Mean Age: 30.333333333333332
Median Age: 29.5
Standard Deviation of Age: 8.286535263104035
Soft Drink Preference Counts:
Coke            3
Pepsi           2
Mountain Dew    1
Name: Soft Drink Preference, dtype: int64

Soft Drink Preference Percentages:
Coke            50.000000
Pepsi           33.333333
Mountain Dew    16.666667
Name: Soft Drink Preference, dtype: float64
**************************************************
Pearson Correlation Coefficient: 0.759


The above code creates a Pandas DataFrame with the survey data, calculates the mean, median, and standard deviation of ages, and calculates the counts and percentages of each soft drink preference with Pearson Correlation Coefficient 0f 0.759. We can interpret the results based on the percentages and counts obtained. 

Q6. A company is interested in examining the relationship between the number of sales calls made per day and the number of sales made per week. The company collected data on both variables from a sample of 30 sales representatives. Calculate the Pearson correlation coefficient between these two variables.


Answer(Q6):


To calculate the Pearson correlation coefficient between the number of sales calls made per day and the number of sales made per week for the sample of 30 sales representatives, you can use the following Python code with the Pandas and NumPy libraries.

First, make sure you have the required libraries installed:

In [12]:
!pip install pandas numpy



In [14]:
import pandas as pd
import numpy as np

# Sample data for the number of sales calls per day and the number of sales per week
data = {
    'Sales Calls per Day': [15, 18, 12, 20, 10, 25, 16, 22, 17, 13,
                            14, 21, 19, 23, 11, 24, 28, 26, 27, 9,
                            8, 29, 30, 31, 33, 32, 35, 34, 36, 37],
    'Sales per Week': [25, 30, 20, 32, 18, 38, 27, 35, 29, 21,
                       22, 33, 31, 36, 19, 37, 42, 40, 41, 17,
                       16, 43, 44, 45, 47, 46, 49, 48, 50, 51]
}

# Create a DataFrame from the data
df = pd.DataFrame(data)

# Calculate the Pearson correlation coefficient
correlation_coefficient = df['Sales Calls per Day'].corr(df['Sales per Week'])

print(f"Pearson Correlation Coefficient: {correlation_coefficient:.3f}")

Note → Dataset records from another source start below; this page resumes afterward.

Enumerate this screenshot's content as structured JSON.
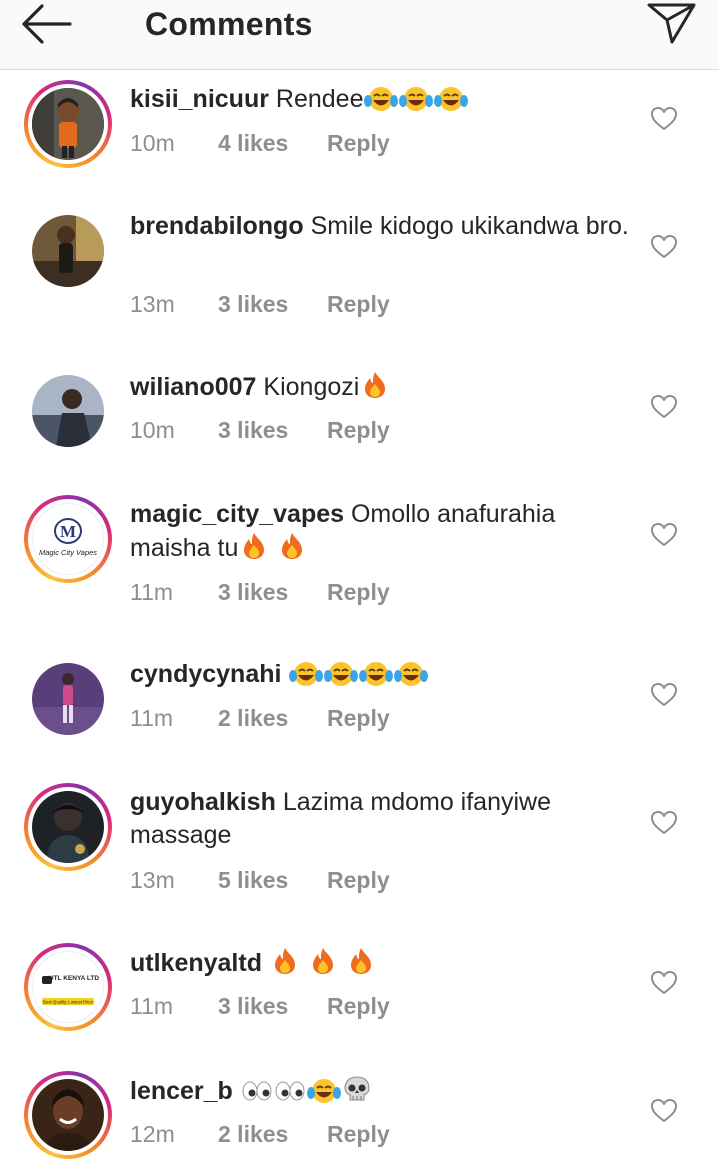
{
  "header": {
    "title": "Comments",
    "back_icon": "arrow-left-icon",
    "send_icon": "paper-plane-icon"
  },
  "comments": [
    {
      "username": "kisii_nicuur",
      "text": "Rendee",
      "emojis": [
        "laughing-tears",
        "laughing-tears",
        "laughing-tears"
      ],
      "time": "10m",
      "likes": "4 likes",
      "reply": "Reply",
      "story_ring": true,
      "avatar": "cartoon-figure"
    },
    {
      "username": "brendabilongo",
      "text": "Smile kidogo ukikandwa bro.",
      "emojis": [],
      "time": "13m",
      "likes": "3 likes",
      "reply": "Reply",
      "story_ring": false,
      "avatar": "person-indoors"
    },
    {
      "username": "wiliano007",
      "text": "Kiongozi",
      "emojis": [
        "fire"
      ],
      "time": "10m",
      "likes": "3 likes",
      "reply": "Reply",
      "story_ring": false,
      "avatar": "person-selfie"
    },
    {
      "username": "magic_city_vapes",
      "text": "Omollo anafurahia maisha tu",
      "emojis": [
        "fire",
        "fire"
      ],
      "time": "11m",
      "likes": "3 likes",
      "reply": "Reply",
      "story_ring": true,
      "avatar": "logo-m",
      "avatar_logo_letter": "M",
      "avatar_logo_text": "Magic City Vapes"
    },
    {
      "username": "cyndycynahi",
      "text": "",
      "emojis": [
        "laughing-tears",
        "laughing-tears",
        "laughing-tears",
        "laughing-tears"
      ],
      "time": "11m",
      "likes": "2 likes",
      "reply": "Reply",
      "story_ring": false,
      "avatar": "person-purple"
    },
    {
      "username": "guyohalkish",
      "text": "Lazima mdomo ifanyiwe massage",
      "emojis": [],
      "time": "13m",
      "likes": "5 likes",
      "reply": "Reply",
      "story_ring": true,
      "avatar": "person-dark"
    },
    {
      "username": "utlkenyaltd",
      "text": "",
      "emojis": [
        "fire",
        "fire",
        "fire"
      ],
      "time": "11m",
      "likes": "3 likes",
      "reply": "Reply",
      "story_ring": true,
      "avatar": "logo-utl",
      "avatar_logo_text": "UTL KENYA LTD",
      "avatar_logo_tagline": "Best Quality, Lowest Price"
    },
    {
      "username": "lencer_b",
      "text": "",
      "emojis": [
        "eyes",
        "eyes",
        "laughing-tears",
        "skull"
      ],
      "time": "12m",
      "likes": "2 likes",
      "reply": "Reply",
      "story_ring": true,
      "avatar": "person-smiling"
    }
  ],
  "colors": {
    "text": "#262626",
    "meta": "#8e8e8e",
    "divider": "#dbdbdb",
    "topbar_bg": "#fafafa",
    "ring": [
      "#f9c33a",
      "#f58529",
      "#dd2a7b",
      "#8134af"
    ]
  }
}
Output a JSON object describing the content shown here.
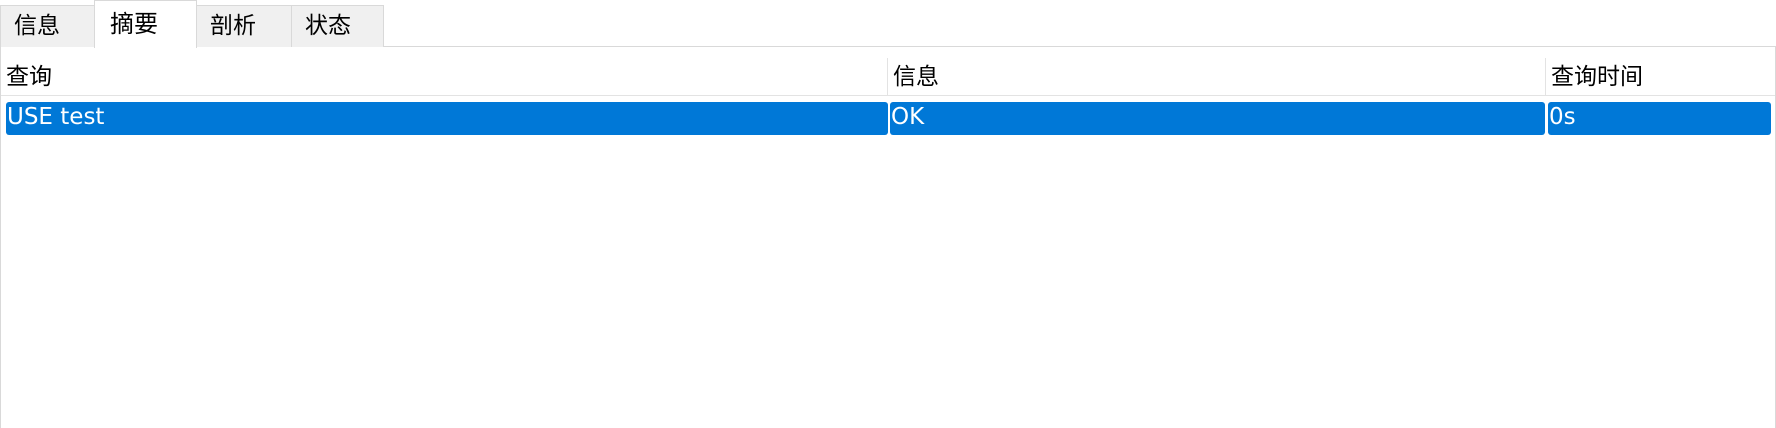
{
  "tabs": [
    {
      "label": "信息",
      "active": false
    },
    {
      "label": "摘要",
      "active": true
    },
    {
      "label": "剖析",
      "active": false
    },
    {
      "label": "状态",
      "active": false
    }
  ],
  "table": {
    "columns": [
      "查询",
      "信息",
      "查询时间"
    ],
    "rows": [
      {
        "query": "USE test",
        "info": "OK",
        "time": "0s",
        "selected": true
      }
    ]
  },
  "colors": {
    "selection": "#0078d7",
    "selection_text": "#ffffff",
    "tab_inactive_bg": "#f0f0f0",
    "border": "#d9d9d9"
  }
}
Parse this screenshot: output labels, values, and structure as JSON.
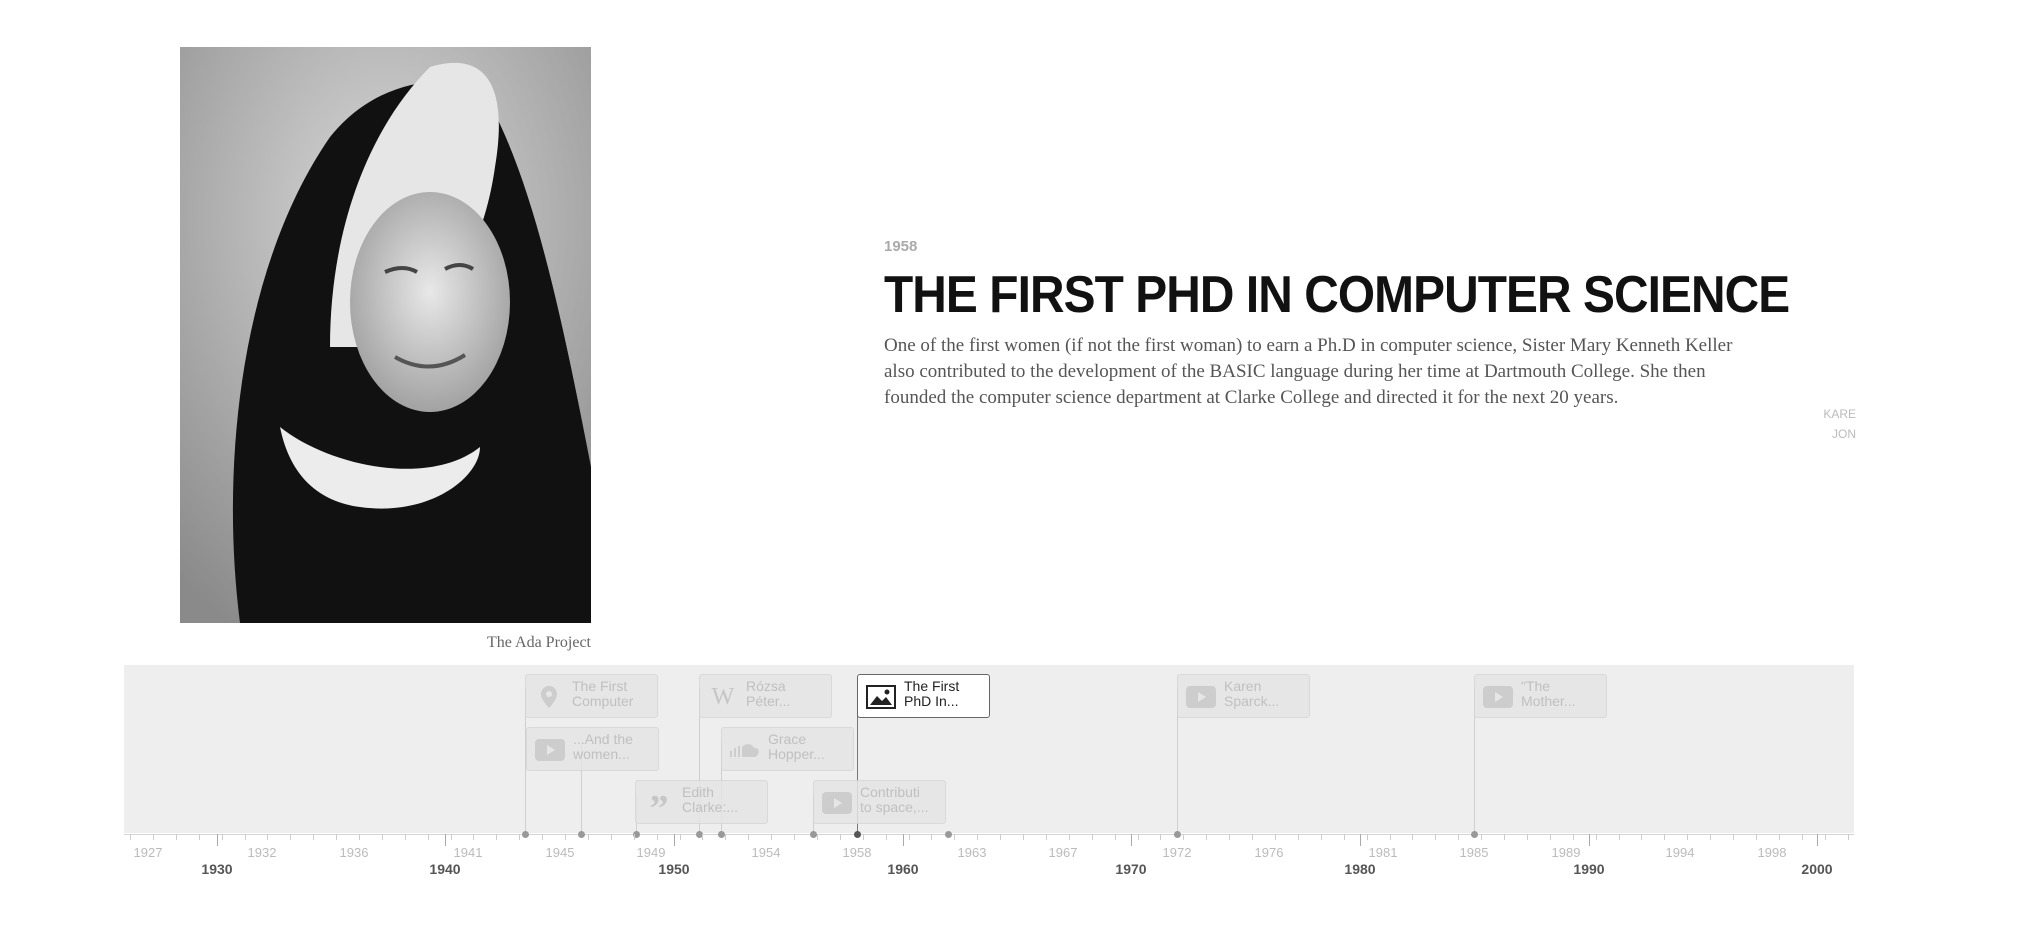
{
  "slide": {
    "date": "1958",
    "headline": "THE FIRST PHD IN COMPUTER SCIENCE",
    "body": "One of the first women (if not the first woman) to earn a Ph.D in computer science, Sister Mary Kenneth Keller also contributed to the development of the BASIC language during her time at Dartmouth College. She then founded the computer science department at Clarke College and directed it for the next 20 years.",
    "media_credit": "The Ada Project",
    "next_peek": "KARE\nJON"
  },
  "timeline": {
    "markers": [
      {
        "label": "The First\nComputer",
        "icon": "map-pin-icon",
        "active": false
      },
      {
        "label": "...And the\nwomen...",
        "icon": "video-icon",
        "active": false
      },
      {
        "label": "Edith\nClarke:...",
        "icon": "quote-icon",
        "active": false
      },
      {
        "label": "Rózsa\nPéter...",
        "icon": "wikipedia-icon",
        "active": false
      },
      {
        "label": "Grace\nHopper...",
        "icon": "soundcloud-icon",
        "active": false
      },
      {
        "label": "Contributi\nto space,...",
        "icon": "video-icon",
        "active": false
      },
      {
        "label": "The First\nPhD In...",
        "icon": "image-icon",
        "active": true
      },
      {
        "label": "Karen\nSparck...",
        "icon": "video-icon",
        "active": false
      },
      {
        "label": "\"The\nMother...",
        "icon": "video-icon",
        "active": false
      }
    ],
    "minor_labels": [
      "1927",
      "1932",
      "1936",
      "1941",
      "1945",
      "1949",
      "1954",
      "1958",
      "1963",
      "1967",
      "1972",
      "1976",
      "1981",
      "1985",
      "1989",
      "1994",
      "1998"
    ],
    "major_labels": [
      "1930",
      "1940",
      "1950",
      "1960",
      "1970",
      "1980",
      "1990",
      "2000"
    ]
  },
  "colors": {
    "background": "#ffffff",
    "timeline_bg": "#eeeeee",
    "headline": "#111111",
    "body": "#555555"
  }
}
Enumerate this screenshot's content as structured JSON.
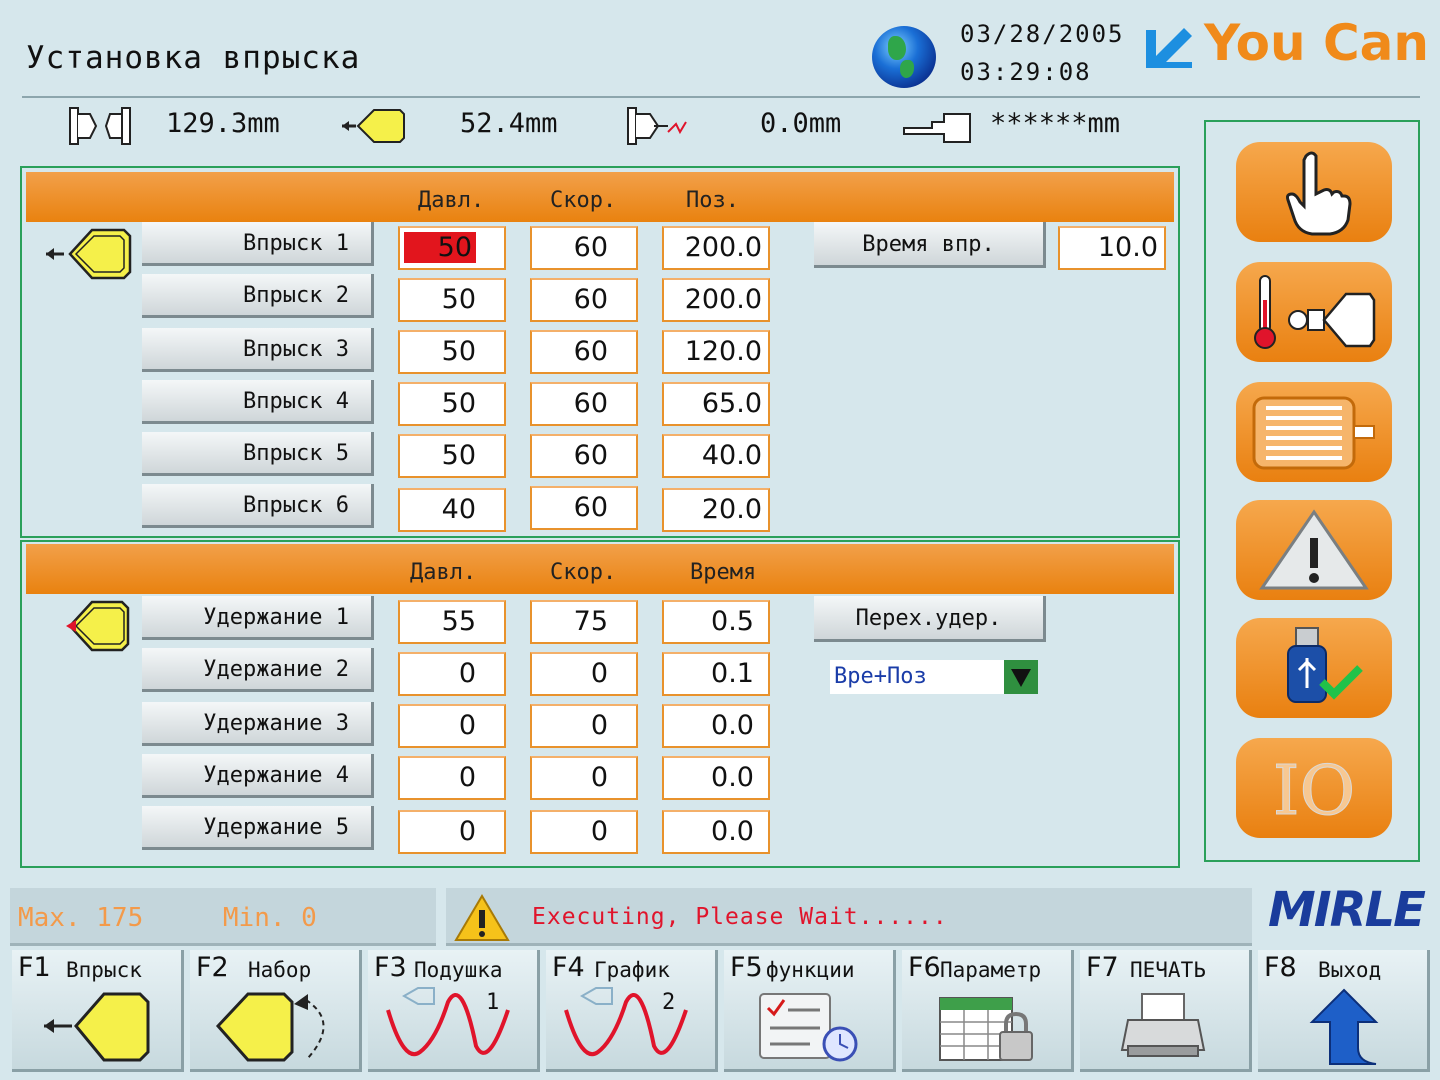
{
  "header": {
    "title": "Установка впрыска",
    "date": "03/28/2005",
    "time": "03:29:08",
    "brand": "You Can"
  },
  "readings": [
    {
      "icon": "mold-open-icon",
      "value": "129.3mm"
    },
    {
      "icon": "injection-position-icon",
      "value": "52.4mm"
    },
    {
      "icon": "ejector-icon",
      "value": "0.0mm"
    },
    {
      "icon": "core-pull-icon",
      "value": "******mm"
    }
  ],
  "injection": {
    "columns": [
      "Давл.",
      "Скор.",
      "Поз."
    ],
    "rows": [
      {
        "label": "Впрыск  1",
        "pressure": "50",
        "speed": "60",
        "position": "200.0"
      },
      {
        "label": "Впрыск  2",
        "pressure": "50",
        "speed": "60",
        "position": "200.0"
      },
      {
        "label": "Впрыск  3",
        "pressure": "50",
        "speed": "60",
        "position": "120.0"
      },
      {
        "label": "Впрыск  4",
        "pressure": "50",
        "speed": "60",
        "position": "65.0"
      },
      {
        "label": "Впрыск  5",
        "pressure": "50",
        "speed": "60",
        "position": "40.0"
      },
      {
        "label": "Впрыск  6",
        "pressure": "40",
        "speed": "60",
        "position": "20.0"
      }
    ],
    "time_button": "Время впр.",
    "time_value": "10.0"
  },
  "holding": {
    "columns": [
      "Давл.",
      "Скор.",
      "Время"
    ],
    "rows": [
      {
        "label": "Удержание  1",
        "pressure": "55",
        "speed": "75",
        "time": "0.5"
      },
      {
        "label": "Удержание  2",
        "pressure": "0",
        "speed": "0",
        "time": "0.1"
      },
      {
        "label": "Удержание  3",
        "pressure": "0",
        "speed": "0",
        "time": "0.0"
      },
      {
        "label": "Удержание  4",
        "pressure": "0",
        "speed": "0",
        "time": "0.0"
      },
      {
        "label": "Удержание  5",
        "pressure": "0",
        "speed": "0",
        "time": "0.0"
      }
    ],
    "transfer_button": "Перех.удер.",
    "transfer_mode": "Вре+Поз"
  },
  "sidebar": {
    "buttons": [
      {
        "icon": "manual-hand-icon"
      },
      {
        "icon": "temperature-nozzle-icon"
      },
      {
        "icon": "motor-icon"
      },
      {
        "icon": "alarm-warning-icon"
      },
      {
        "icon": "usb-drive-icon"
      },
      {
        "icon": "io-icon",
        "text": "IO"
      }
    ]
  },
  "status": {
    "max_label": "Max. 175",
    "min_label": "Min. 0",
    "message": "Executing, Please Wait......",
    "vendor": "MIRLE"
  },
  "function_keys": [
    {
      "num": "F1",
      "label": "Впрыск",
      "icon": "injection-icon"
    },
    {
      "num": "F2",
      "label": "Набор",
      "icon": "charge-icon"
    },
    {
      "num": "F3",
      "label": "Подушка",
      "sub": "1",
      "icon": "cushion-curve-icon"
    },
    {
      "num": "F4",
      "label": "График",
      "sub": "2",
      "icon": "graph-curve-icon"
    },
    {
      "num": "F5",
      "label": "функции",
      "icon": "checklist-clock-icon"
    },
    {
      "num": "F6",
      "label": "Параметр",
      "icon": "spreadsheet-lock-icon"
    },
    {
      "num": "F7",
      "label": "ПЕЧАТЬ",
      "icon": "printer-icon"
    },
    {
      "num": "F8",
      "label": "Выход",
      "icon": "exit-arrow-icon"
    }
  ],
  "colors": {
    "accent_orange": "#e9820f",
    "panel_border": "#2aa05a",
    "alert_red": "#e0142b",
    "selected_cell": "#e2151d"
  }
}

Pearson Correlation Coefficient: 0.996


The code will calculate the Pearson correlation coefficient, which measures the strength and direction of the linear relationship between the two variables. The coefficient ranges from -1 to +1, where +1 indicates a perfect positive linear relationship, -1 indicates a perfect negative linear relationship, and 0 indicates no linear relationship between the two variables.